Finding A Solution.
This week’s readings, from New York Magazine, Mindy McAdams, and chapters 3 and 4 of our textbook, included a really interesting batch of ideas. Both articles explored the new roles news media needs to take on during a time of drastic changes in the way people seek out the news.
In Mindy McAdams’ article, “The Survival of Journalism: 10 Simple Facts,” she makes the point that there are certain mental roadblocks preventing journalists from moving past the current newspaper model, and figuring out how to move on and what to do next, in terms of finding ways to produce the revenue needed to support good journalism as the news shifts to an internet-based format.
She says, “we can’t pretend that the work will get done for free. It will not,” but also acknowledges that “the business model to sustain journalism in the 21st century has not been seen yet.”
I don’t think that these are necessarily points to move on from, because they are pretty serious issues that all of us will be faced with that don’t have real answers yet. To be honest, I thought that one of the commenters on her post phrased it best when she said, “I actually think there are still subscription models to be worked out- they just need to be radically reinvented.”

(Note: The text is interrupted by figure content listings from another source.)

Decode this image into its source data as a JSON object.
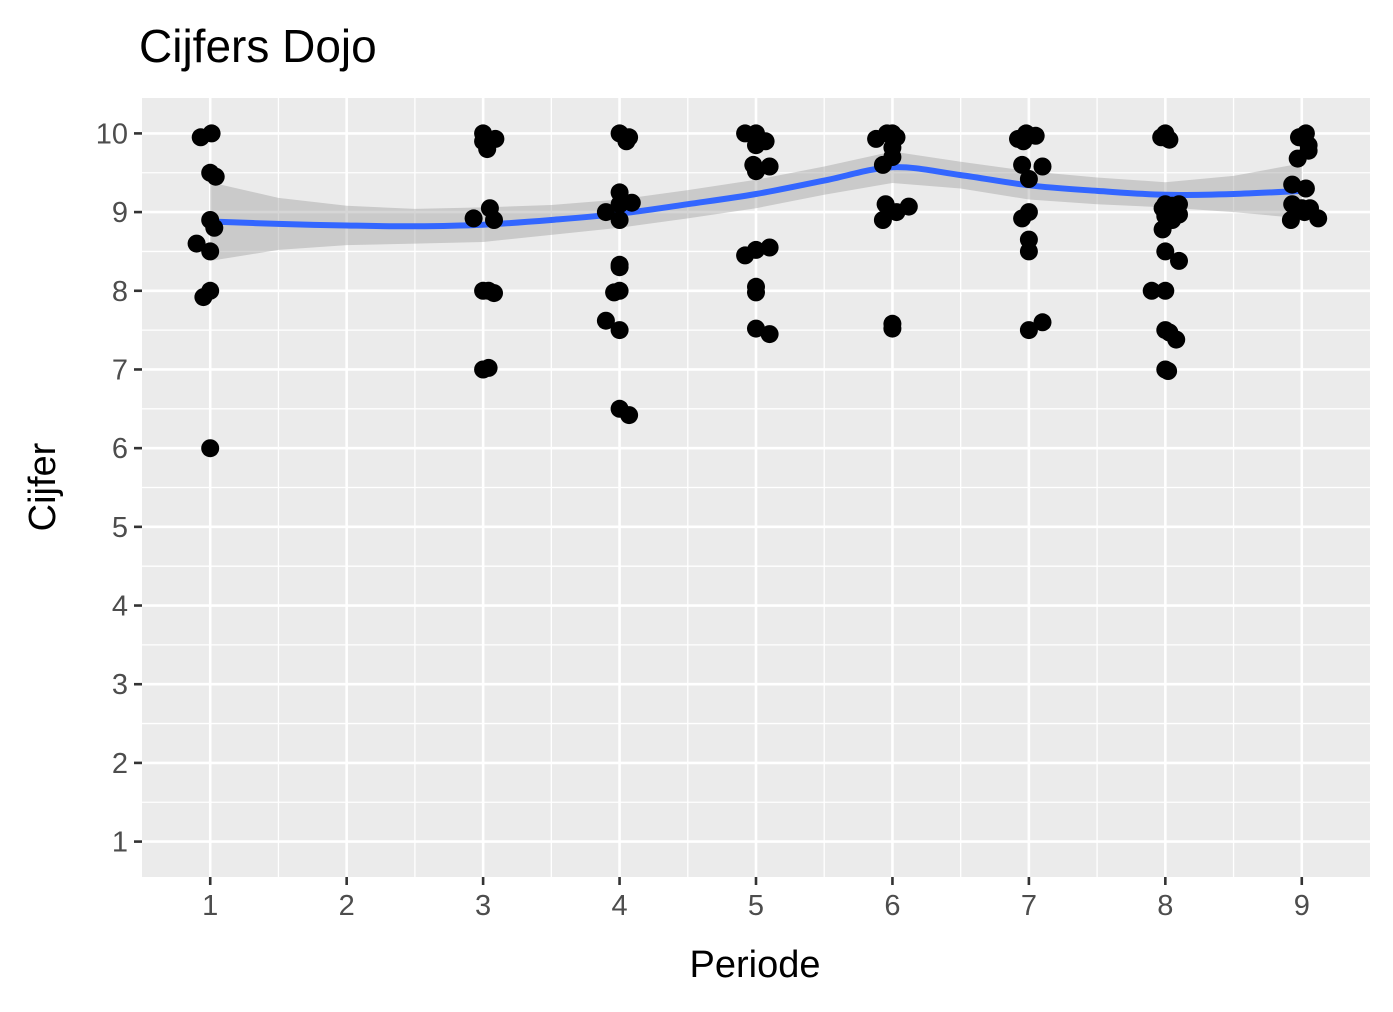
{
  "chart_data": {
    "type": "scatter",
    "title": "Cijfers Dojo",
    "xlabel": "Periode",
    "ylabel": "Cijfer",
    "xlim": [
      0.5,
      9.5
    ],
    "ylim": [
      0.55,
      10.45
    ],
    "x_ticks": [
      1,
      2,
      3,
      4,
      5,
      6,
      7,
      8,
      9
    ],
    "y_ticks": [
      1,
      2,
      3,
      4,
      5,
      6,
      7,
      8,
      9,
      10
    ],
    "grid": true,
    "background": "#ebebeb",
    "grid_color": "#ffffff",
    "point_color": "#000000",
    "smooth_color": "#3366ff",
    "band_color": "#999999",
    "points": [
      [
        0.93,
        9.95
      ],
      [
        1.01,
        10.0
      ],
      [
        1.0,
        9.5
      ],
      [
        1.04,
        9.45
      ],
      [
        1.0,
        8.9
      ],
      [
        1.03,
        8.8
      ],
      [
        0.9,
        8.6
      ],
      [
        1.0,
        8.5
      ],
      [
        0.95,
        7.92
      ],
      [
        1.0,
        8.0
      ],
      [
        1.0,
        6.0
      ],
      [
        3.0,
        10.0
      ],
      [
        3.09,
        9.93
      ],
      [
        3.03,
        9.8
      ],
      [
        3.0,
        9.9
      ],
      [
        3.05,
        9.05
      ],
      [
        2.93,
        8.92
      ],
      [
        3.08,
        8.9
      ],
      [
        3.0,
        8.0
      ],
      [
        3.08,
        7.97
      ],
      [
        3.04,
        8.0
      ],
      [
        3.0,
        7.0
      ],
      [
        3.04,
        7.02
      ],
      [
        4.0,
        10.0
      ],
      [
        4.07,
        9.95
      ],
      [
        4.05,
        9.9
      ],
      [
        4.0,
        9.25
      ],
      [
        4.09,
        9.12
      ],
      [
        3.9,
        9.0
      ],
      [
        4.0,
        9.1
      ],
      [
        4.0,
        8.9
      ],
      [
        4.0,
        8.33
      ],
      [
        4.0,
        8.3
      ],
      [
        4.0,
        8.0
      ],
      [
        3.96,
        7.98
      ],
      [
        3.9,
        7.62
      ],
      [
        4.0,
        7.5
      ],
      [
        4.0,
        6.5
      ],
      [
        4.07,
        6.42
      ],
      [
        4.92,
        10.0
      ],
      [
        5.0,
        10.0
      ],
      [
        5.07,
        9.9
      ],
      [
        5.0,
        9.85
      ],
      [
        4.98,
        9.6
      ],
      [
        5.1,
        9.58
      ],
      [
        5.0,
        9.52
      ],
      [
        5.1,
        8.55
      ],
      [
        5.0,
        8.52
      ],
      [
        4.92,
        8.45
      ],
      [
        5.0,
        8.05
      ],
      [
        5.0,
        7.98
      ],
      [
        5.0,
        7.52
      ],
      [
        5.1,
        7.45
      ],
      [
        5.88,
        9.93
      ],
      [
        5.96,
        10.0
      ],
      [
        6.0,
        10.0
      ],
      [
        6.03,
        9.95
      ],
      [
        6.0,
        9.82
      ],
      [
        6.0,
        9.7
      ],
      [
        5.93,
        9.6
      ],
      [
        5.95,
        9.1
      ],
      [
        6.12,
        9.07
      ],
      [
        6.03,
        9.0
      ],
      [
        5.93,
        8.9
      ],
      [
        6.0,
        7.58
      ],
      [
        6.0,
        7.52
      ],
      [
        6.92,
        9.93
      ],
      [
        6.98,
        10.0
      ],
      [
        7.05,
        9.97
      ],
      [
        6.96,
        9.9
      ],
      [
        6.95,
        9.6
      ],
      [
        7.1,
        9.58
      ],
      [
        7.0,
        9.42
      ],
      [
        7.0,
        9.0
      ],
      [
        6.95,
        8.92
      ],
      [
        7.0,
        8.65
      ],
      [
        7.0,
        8.5
      ],
      [
        7.1,
        7.6
      ],
      [
        7.0,
        7.5
      ],
      [
        7.97,
        9.95
      ],
      [
        8.0,
        10.0
      ],
      [
        8.03,
        9.92
      ],
      [
        8.0,
        9.1
      ],
      [
        7.98,
        9.05
      ],
      [
        8.05,
        9.08
      ],
      [
        8.1,
        9.1
      ],
      [
        8.1,
        8.97
      ],
      [
        8.0,
        8.95
      ],
      [
        8.05,
        8.9
      ],
      [
        7.98,
        8.78
      ],
      [
        8.0,
        8.5
      ],
      [
        8.1,
        8.38
      ],
      [
        7.9,
        8.0
      ],
      [
        8.0,
        8.0
      ],
      [
        8.0,
        7.5
      ],
      [
        8.03,
        7.47
      ],
      [
        8.08,
        7.38
      ],
      [
        8.0,
        7.0
      ],
      [
        8.02,
        6.98
      ],
      [
        8.98,
        9.95
      ],
      [
        9.03,
        10.0
      ],
      [
        9.05,
        9.85
      ],
      [
        9.05,
        9.78
      ],
      [
        8.97,
        9.68
      ],
      [
        8.93,
        9.35
      ],
      [
        9.03,
        9.3
      ],
      [
        8.93,
        9.1
      ],
      [
        9.0,
        9.05
      ],
      [
        9.06,
        9.05
      ],
      [
        9.02,
        9.0
      ],
      [
        9.12,
        8.92
      ],
      [
        8.92,
        8.9
      ]
    ],
    "smooth": {
      "x": [
        1,
        1.5,
        2,
        2.5,
        3,
        3.5,
        4,
        4.5,
        5,
        5.5,
        6,
        6.5,
        7,
        7.5,
        8,
        8.5,
        9
      ],
      "y": [
        8.88,
        8.85,
        8.83,
        8.82,
        8.84,
        8.9,
        8.98,
        9.1,
        9.23,
        9.4,
        9.57,
        9.47,
        9.34,
        9.27,
        9.22,
        9.23,
        9.27
      ],
      "lower": [
        8.38,
        8.52,
        8.58,
        8.6,
        8.62,
        8.71,
        8.8,
        8.92,
        9.05,
        9.22,
        9.37,
        9.3,
        9.16,
        9.1,
        9.06,
        9.0,
        8.92
      ],
      "upper": [
        9.38,
        9.18,
        9.08,
        9.04,
        9.06,
        9.09,
        9.16,
        9.28,
        9.41,
        9.58,
        9.77,
        9.64,
        9.52,
        9.44,
        9.38,
        9.46,
        9.62
      ]
    }
  }
}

The New York Times might find a way to make that work. In her New York Magazine article, “The New Journalism: Goosing The Gray Lady,” Emily Nussbaum focused on some of the changes happening over at the New York Times, specifically the team of men responsible for transforming the Times’ website into a more useful, interactive site than it had ever been before. As Nussbaum says, the Times website receives “20 million unique visitors per month,” whereas the daily print edition has a “readership of 2.8 million.” Despite the lack of income its website provides for the time being, the Times is still trying to focus on ways to keep its online readership involved and interested.
The Times chose to re-vamp their website at a pivotal time. As Nussbaum said, “this past year has been catastrophic for the New York Times…so dire had the situation become, observers began to entertain thoughts about whether the enterprise might dissolve entirely.”
It is promising, then, that amidst a somewhat turbulent time, the Times has decided to focus more effort on keeping readers hooked through its website, by creating features like the “Word Train” and staying relevant with their “Casualties of War” page. Even though it is true that a real sustainable business model hasn’t been formed yet, it seems that the Times is still moving forward, and hoping the ‘answer’ becomes clear later. Aron Pilhofer, one of the journalists responsible for some of the Times’ big changes, said that the role that the Times can play involves exciting and engaging online readers so much that they might want to pay for it.
I guess I’m still snagged on Mindy McAdams’ hurdles. It’s hard to see what the future holds for print journalism, and how newspapers will find a way to make money online. However, it’s nice to know that there is hope out there, and that papers like the Times are trying to find ways to adapt, despite their lack of a concrete answer.